The Supreme Court set the stage for the Tenth's decision way back in 1995. But that case involved the introduction of statements made during a failed cooperation proffer to impeach the defendant's trial testimony. Jim goes much further. It allows the introduction of the defendant's prior admissions in the government's case-in-chief, and the admissions were made in a plea agreement never accepted by the district court because that court allowed the defendant to withdraw his plea.
This latter point played prominently in Jim. The defendant's primary point was that the district court found a "fair and just reason" to allow him to withdraw his plea. Because the plea was unknowing and involuntary, so was the plea agreement. And, if the plea agreement was unknowing and involuntary, it was improper to use admissions in the agreement at trial.
The missing premise in all of this is whether the district court's reason to withdraw the plea hinged on the unknowing and involuntary nature of it. The district court suggested that this was so: the defendant earlier mentioned that he thought he could still go to trial after signing the plea (thinking the plea merely limited his sentencing exposure), and the magistrate judge who conducted the plea colloquy forgot to advise the defendant that his plea waived his right to a trial (seriously???). But the district court, prior to allowing the defendant to withdraw his plea, also advised the defendant of the Rule 410 waiver, and the defendant's trial counsel acknowledged the repercussions of it prior to the defendant's plea withdrawal. And at trial, in admitting the plea admissions, the district court found that the plea was knowing and voluntary. The Tenth agreed on this point. And that is that.
As a practical matter, watch out for plea agreements with Rule 410 waivers.

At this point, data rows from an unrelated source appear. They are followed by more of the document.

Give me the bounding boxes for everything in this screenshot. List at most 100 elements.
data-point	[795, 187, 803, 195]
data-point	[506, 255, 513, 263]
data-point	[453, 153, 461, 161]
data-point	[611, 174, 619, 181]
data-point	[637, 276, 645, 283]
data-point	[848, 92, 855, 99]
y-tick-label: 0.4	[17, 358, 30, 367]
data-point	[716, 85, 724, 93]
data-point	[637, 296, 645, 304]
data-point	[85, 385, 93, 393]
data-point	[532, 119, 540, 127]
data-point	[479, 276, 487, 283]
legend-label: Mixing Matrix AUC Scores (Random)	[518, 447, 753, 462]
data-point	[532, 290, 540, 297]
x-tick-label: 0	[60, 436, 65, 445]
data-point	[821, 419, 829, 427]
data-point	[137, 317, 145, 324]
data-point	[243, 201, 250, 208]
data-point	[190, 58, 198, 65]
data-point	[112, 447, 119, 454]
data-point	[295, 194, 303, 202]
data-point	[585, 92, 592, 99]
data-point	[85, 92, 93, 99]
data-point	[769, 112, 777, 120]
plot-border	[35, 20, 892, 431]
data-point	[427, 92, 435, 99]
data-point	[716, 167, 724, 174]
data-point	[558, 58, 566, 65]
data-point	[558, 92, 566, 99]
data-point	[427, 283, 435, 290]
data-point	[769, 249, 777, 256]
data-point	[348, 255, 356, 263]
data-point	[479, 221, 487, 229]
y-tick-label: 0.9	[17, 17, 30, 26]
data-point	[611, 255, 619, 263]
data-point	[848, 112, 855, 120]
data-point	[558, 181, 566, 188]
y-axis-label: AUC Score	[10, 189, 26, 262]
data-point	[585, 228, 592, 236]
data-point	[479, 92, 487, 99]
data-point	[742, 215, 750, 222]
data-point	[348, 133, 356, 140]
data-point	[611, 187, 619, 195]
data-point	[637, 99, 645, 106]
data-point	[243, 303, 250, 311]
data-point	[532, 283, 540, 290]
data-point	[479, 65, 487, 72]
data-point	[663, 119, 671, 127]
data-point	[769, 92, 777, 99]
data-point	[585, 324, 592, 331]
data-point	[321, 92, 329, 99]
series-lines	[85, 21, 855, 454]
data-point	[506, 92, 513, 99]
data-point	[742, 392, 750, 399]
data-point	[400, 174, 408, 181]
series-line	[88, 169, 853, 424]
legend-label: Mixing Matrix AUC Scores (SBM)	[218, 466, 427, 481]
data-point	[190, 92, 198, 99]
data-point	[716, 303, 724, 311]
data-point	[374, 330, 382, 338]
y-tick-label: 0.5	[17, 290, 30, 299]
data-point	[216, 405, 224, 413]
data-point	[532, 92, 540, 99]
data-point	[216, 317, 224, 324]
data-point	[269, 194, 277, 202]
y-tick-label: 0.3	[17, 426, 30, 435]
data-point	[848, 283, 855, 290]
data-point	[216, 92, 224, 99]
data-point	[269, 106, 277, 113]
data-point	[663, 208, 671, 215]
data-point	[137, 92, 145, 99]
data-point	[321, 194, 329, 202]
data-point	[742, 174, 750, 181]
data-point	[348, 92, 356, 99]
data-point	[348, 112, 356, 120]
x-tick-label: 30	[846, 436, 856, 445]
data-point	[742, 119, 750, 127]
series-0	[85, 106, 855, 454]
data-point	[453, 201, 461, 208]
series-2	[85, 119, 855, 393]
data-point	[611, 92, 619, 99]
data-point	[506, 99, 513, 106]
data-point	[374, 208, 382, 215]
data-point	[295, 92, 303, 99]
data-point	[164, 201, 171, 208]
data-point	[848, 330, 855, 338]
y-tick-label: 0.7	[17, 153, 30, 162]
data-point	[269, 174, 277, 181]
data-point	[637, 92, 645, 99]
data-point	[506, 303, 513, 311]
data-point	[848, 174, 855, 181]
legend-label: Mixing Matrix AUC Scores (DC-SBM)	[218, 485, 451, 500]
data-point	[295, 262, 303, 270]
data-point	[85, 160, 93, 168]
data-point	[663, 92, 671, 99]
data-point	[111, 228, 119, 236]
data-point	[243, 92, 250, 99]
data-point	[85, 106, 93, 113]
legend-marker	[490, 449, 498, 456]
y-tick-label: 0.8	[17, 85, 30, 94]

If you have one, make sure to advise your client that, upon signing the agreement, any meaningful right to a jury trial is gone.
A few more points:
- The Rule 410 waiver in the plea agreement expressly stated that it took effect when the defendant signed the agreement. So, the fact that the agreement was never accepted by the Court is surprisingly irrelevant. The difficulty we have with this analysis is that the Rule 410 waiver was part of a contract between two parties, but the contract was never enforced. Why does the government benefit from the Rule 410 waiver when it had no obligation to uphold its promises made in the plea agreement? Contracts should be enforced as a whole, not in parts, and one party should not get the benefit of a bargain without performing its reciprocal obligations.
- The plea agreement advised the defendant that a guilty plea would waive a jury trial, and so the Court dismissed the magistrate's failure to so advise at the change-of-plea colloquy (we wonder whether this analysis is problematic considering the defendant's overall argument that he did not understand the plea agreement in the first place).
- "A fair and just reason" need not be that the plea was unknowing and involuntary; apparently, something less is sufficient for a district court to allow a defendant to withdraw his plea (we are unsure what).
- The voluntariness of a Rule 410 waiver is determined under the same general principles of voluntariness that apply in other contexts.
- And make your record below. The Court was unconvinced with the arguments on appeal primarily because they were not developed properly below.